Alternatively, you can tune (or hack) SPE by preparing your own set of benchmarking recordings or replacing the default set.

Benchmark Recordings Set

The default sets of audio files supplied with SPE are as follows (the version number 1.0 is present only for historical reasons and is ignored):


benchmark
└── 1.0
├── default
│   ├── 030.wav
│   ├── 060.wav
│   ├── 090.wav
│   ├── 120.wav
│   ├── 150.wav
│   ├── 180.wav
│   ├── 210.wav
│   ├── 240.wav
│   ├── 270.wav
│   └── 300.wav
└── czech
├── 030.wav
├── 060.wav
├── 090.wav
├── 120.wav
├── 150.wav
├── 180.wav
├── 210.wav
├── 240.wav
├── 270.wav
└── 300.wav

For the majority of technologies, the content of the default directory is used for benchmarking.

When benchmarking language-specific technologies, such as STT (Speech To Text) and PHNREC (Phoneme Recognizer), the system first attempts to find a directory with a name that matches the beginning of the benchmarked model name. If such a directory is found, audio files from that directory are used (with the expectation that the audio contains speech in the corresponding language). If no matching directory is found, the system falls back to the default directory.
The reason for using language-specific data is that processing audio in a different language than the one for which the model was trained negatively impacts processing speed. Essentially, the processing 'slides' through the file quickly because it cannot recognize any familiar patterns.

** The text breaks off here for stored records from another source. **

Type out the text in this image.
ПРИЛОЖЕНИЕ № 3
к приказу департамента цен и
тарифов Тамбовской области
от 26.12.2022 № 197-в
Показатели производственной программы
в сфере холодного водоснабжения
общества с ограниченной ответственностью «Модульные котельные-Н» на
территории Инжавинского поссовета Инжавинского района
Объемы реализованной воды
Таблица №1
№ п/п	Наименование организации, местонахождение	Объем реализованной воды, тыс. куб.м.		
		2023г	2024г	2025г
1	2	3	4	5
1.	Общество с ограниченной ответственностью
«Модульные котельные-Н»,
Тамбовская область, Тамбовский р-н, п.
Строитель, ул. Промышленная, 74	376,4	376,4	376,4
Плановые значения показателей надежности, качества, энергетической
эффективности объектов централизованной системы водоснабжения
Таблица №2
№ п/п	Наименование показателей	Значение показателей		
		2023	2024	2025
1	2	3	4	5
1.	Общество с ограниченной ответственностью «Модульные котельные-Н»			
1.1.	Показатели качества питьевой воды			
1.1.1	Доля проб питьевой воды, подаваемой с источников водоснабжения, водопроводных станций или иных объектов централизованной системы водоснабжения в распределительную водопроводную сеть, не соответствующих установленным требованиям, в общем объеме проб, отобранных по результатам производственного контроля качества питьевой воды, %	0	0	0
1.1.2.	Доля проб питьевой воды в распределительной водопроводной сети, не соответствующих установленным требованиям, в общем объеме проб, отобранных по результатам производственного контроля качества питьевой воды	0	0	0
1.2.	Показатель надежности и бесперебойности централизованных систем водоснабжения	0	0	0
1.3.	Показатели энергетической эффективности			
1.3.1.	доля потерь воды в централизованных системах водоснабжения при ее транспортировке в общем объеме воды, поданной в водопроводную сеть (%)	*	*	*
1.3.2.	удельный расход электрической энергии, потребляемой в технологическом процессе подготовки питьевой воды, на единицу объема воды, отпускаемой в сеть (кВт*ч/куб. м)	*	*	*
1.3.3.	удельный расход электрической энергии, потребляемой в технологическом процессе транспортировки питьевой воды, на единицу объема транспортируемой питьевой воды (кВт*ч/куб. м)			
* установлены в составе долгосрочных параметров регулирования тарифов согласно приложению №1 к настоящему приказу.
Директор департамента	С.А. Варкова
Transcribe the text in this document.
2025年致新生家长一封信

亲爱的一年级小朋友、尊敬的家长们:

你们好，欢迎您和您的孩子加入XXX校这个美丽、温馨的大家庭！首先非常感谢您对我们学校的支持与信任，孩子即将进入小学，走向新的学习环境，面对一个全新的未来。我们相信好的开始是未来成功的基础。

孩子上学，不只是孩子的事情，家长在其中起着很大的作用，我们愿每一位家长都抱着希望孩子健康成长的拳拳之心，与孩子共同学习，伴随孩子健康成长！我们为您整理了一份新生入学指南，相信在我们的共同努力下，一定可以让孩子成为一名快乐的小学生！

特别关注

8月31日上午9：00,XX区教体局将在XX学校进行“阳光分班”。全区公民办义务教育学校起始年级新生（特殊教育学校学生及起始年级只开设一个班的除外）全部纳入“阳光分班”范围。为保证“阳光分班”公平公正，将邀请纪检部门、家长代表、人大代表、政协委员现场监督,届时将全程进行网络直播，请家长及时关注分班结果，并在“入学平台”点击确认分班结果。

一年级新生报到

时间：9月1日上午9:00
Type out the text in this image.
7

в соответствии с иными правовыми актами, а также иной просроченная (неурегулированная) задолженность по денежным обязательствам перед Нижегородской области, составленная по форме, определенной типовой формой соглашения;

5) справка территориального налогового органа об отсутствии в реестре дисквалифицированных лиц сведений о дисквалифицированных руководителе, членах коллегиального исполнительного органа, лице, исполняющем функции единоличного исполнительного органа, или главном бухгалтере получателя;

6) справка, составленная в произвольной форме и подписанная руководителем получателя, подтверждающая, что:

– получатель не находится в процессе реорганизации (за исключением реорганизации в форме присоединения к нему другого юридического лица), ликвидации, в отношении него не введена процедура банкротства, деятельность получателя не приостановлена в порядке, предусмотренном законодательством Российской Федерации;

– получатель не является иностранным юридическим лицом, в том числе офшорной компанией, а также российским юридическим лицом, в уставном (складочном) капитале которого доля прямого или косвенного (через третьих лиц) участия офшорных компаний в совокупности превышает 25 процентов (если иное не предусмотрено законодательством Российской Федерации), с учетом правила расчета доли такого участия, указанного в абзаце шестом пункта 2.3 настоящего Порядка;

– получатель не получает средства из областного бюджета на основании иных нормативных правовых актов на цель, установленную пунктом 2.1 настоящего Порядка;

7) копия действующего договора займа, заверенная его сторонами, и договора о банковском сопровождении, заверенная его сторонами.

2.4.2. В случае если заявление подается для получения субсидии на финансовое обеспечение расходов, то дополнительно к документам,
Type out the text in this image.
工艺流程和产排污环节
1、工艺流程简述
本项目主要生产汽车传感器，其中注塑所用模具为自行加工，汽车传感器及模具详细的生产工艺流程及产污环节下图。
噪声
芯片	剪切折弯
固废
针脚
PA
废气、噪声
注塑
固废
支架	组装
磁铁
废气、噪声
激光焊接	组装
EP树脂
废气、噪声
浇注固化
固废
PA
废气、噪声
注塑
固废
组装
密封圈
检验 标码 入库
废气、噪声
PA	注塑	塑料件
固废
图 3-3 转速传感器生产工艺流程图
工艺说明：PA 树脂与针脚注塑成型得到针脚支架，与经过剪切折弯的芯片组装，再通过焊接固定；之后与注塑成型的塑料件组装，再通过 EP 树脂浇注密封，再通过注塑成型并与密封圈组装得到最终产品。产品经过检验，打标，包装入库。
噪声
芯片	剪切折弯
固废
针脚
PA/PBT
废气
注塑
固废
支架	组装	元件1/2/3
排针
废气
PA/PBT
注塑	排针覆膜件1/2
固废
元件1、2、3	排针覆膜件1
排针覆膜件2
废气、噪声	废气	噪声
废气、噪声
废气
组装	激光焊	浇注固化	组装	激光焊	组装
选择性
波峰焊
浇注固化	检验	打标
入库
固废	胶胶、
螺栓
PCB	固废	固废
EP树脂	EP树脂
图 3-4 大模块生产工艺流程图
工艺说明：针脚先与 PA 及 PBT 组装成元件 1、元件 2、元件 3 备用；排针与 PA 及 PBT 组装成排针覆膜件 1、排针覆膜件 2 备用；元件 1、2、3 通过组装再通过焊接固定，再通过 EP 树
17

The czech directory is included as an example (though the STT/PHNREC models were renamed some time ago to cs_cz*, so the name czech no longer matches).

Tuning the recordings sets

You can tune the sets provided with SPE by:

  • Replacing the content of the default directory with your own audio files.
  • Creating a directory with a name according to the name-matching rule (see above) and putting audio files in the corresponding language in the directory. For example:
    • Directory named es would be matched for es_6 and es_es_5 models, but not the old spanish_american model.
    • Directory named cs_cz_fin would be matched only for the old cs_cz_fin model, but not the new cs_cz_5 or cs_cz_6 models.

By carefully preparing the directory and audiofiles structure, you can create an effective way to quickly gain a basic understanding of the speech technologies performance.